No. Verifiable Inference (EZKL ZK circuit) is mathematically stronger — it proves the computation was correct, not just within calibrated bounds. But EZKL only works on small MLP heads (<263K parameters). Full transformers (DistilBERT, BERT, RoBERTa) fail EZKL's fixed-point quantization constraints. Bounded Inference exists specifically for full transformers where ZK circuit compilation isn't feasible.
What if I'm running on a GPU class not in the profile?
The SDK reports this as a model_profile_missing gap and falls back to Execution level. Request calibration for your GPU class at app.primust.com/policy/registry.
Can an attacker fabricate a consistent Merkle root?
The threat model for Bounded Inference is governance compliance — customers proving their own governance to auditors. Customers have no incentive to fake. The Merkle commitment's value is evidentiary depth: more granular proof of what happened. For the adversarial cloud provider threat model (untrusted compute), the NAO/TAO paper provides additional protocol guarantees.
Is this different from EZKL's Verifiable Inference?
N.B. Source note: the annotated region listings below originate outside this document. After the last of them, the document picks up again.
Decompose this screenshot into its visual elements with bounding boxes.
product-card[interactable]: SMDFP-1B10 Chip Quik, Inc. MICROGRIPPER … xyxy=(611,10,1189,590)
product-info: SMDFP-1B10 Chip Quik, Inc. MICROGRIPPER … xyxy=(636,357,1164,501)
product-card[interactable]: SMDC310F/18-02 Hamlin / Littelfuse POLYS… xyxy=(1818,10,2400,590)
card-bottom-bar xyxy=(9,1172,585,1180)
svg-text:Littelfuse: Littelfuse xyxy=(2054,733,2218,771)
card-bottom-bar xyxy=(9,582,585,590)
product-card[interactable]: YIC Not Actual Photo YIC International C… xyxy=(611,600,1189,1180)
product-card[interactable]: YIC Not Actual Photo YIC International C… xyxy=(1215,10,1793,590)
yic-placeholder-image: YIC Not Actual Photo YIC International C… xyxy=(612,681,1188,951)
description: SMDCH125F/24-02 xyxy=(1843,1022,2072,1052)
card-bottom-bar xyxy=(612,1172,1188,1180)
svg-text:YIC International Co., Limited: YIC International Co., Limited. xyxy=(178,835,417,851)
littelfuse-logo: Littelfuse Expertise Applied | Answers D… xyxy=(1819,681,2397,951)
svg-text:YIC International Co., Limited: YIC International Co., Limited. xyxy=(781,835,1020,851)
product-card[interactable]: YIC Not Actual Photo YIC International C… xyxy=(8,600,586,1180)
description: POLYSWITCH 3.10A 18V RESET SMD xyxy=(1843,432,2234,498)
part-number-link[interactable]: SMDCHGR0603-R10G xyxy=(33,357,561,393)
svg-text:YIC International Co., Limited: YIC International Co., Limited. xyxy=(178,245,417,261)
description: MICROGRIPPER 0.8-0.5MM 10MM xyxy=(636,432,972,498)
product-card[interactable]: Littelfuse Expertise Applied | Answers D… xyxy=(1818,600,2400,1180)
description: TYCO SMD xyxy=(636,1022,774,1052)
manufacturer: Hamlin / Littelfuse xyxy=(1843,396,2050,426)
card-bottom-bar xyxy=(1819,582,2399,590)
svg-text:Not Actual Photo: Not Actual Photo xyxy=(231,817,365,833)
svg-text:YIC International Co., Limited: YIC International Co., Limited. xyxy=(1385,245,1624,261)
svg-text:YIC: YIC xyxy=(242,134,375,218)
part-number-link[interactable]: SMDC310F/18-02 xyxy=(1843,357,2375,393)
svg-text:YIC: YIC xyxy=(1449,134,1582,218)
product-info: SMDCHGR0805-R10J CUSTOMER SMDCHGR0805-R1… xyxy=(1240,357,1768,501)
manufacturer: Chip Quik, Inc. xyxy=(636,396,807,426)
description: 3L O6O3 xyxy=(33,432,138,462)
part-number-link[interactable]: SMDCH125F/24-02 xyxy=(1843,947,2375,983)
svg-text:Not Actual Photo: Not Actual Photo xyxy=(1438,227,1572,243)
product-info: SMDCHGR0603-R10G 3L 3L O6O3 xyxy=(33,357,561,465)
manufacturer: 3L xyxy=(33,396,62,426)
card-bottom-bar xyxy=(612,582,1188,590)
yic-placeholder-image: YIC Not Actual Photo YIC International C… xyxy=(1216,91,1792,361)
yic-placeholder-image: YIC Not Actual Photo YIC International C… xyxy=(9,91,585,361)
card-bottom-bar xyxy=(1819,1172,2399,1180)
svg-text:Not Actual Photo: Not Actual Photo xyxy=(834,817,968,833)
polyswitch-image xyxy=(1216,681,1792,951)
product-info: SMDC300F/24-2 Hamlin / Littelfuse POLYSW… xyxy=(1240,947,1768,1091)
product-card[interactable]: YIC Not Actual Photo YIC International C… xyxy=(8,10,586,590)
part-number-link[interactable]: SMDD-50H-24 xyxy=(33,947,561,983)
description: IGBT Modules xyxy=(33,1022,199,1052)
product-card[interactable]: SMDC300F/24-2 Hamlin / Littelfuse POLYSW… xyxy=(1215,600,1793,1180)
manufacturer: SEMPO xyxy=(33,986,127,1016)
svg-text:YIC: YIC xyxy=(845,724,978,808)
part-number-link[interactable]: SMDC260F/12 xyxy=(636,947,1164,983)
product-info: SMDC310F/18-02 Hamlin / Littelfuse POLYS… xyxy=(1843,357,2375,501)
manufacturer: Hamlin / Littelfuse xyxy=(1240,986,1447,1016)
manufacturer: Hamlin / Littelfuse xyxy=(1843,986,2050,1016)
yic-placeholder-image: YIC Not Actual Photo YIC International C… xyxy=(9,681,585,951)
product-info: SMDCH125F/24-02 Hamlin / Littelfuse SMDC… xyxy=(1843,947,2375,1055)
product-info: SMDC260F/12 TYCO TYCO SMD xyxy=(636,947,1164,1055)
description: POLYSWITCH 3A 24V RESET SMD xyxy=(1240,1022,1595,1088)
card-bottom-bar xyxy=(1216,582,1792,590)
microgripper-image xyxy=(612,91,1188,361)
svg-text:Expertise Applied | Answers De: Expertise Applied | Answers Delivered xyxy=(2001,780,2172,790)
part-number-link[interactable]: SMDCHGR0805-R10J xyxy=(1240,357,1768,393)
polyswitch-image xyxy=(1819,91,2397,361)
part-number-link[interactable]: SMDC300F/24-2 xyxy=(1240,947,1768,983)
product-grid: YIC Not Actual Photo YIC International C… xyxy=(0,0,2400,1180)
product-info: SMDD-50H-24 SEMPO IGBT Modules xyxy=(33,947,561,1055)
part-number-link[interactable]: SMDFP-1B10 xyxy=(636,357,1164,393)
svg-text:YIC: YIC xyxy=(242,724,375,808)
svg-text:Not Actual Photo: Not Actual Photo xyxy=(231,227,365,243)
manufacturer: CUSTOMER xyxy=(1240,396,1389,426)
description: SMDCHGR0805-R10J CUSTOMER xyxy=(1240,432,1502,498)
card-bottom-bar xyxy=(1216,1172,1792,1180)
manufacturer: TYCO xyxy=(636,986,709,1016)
Yes, fundamentally. EZKL proves mathematical correctness via ZK circuit. Bounded Inference proves that per-operator outputs are within calibrated hardware physics bounds. EZKL requires no trust beyond the model weights; Bounded Inference requires trusting Primust's calibration profiles. Bounded Inference is cheaper (0.3% overhead vs minutes of GPU time), works on any model size, and issues synchronously.
How does provable_surface_breakdown work with boundary_rule decomposition?
Pre/post conditions (tokenization, threshold check, schema validation) earn Mathematical proof level. Only the inference core is Bounded Inference. A typical governance check achieves 60–75% Mathematical + 25–40% Bounded Inference in the breakdown.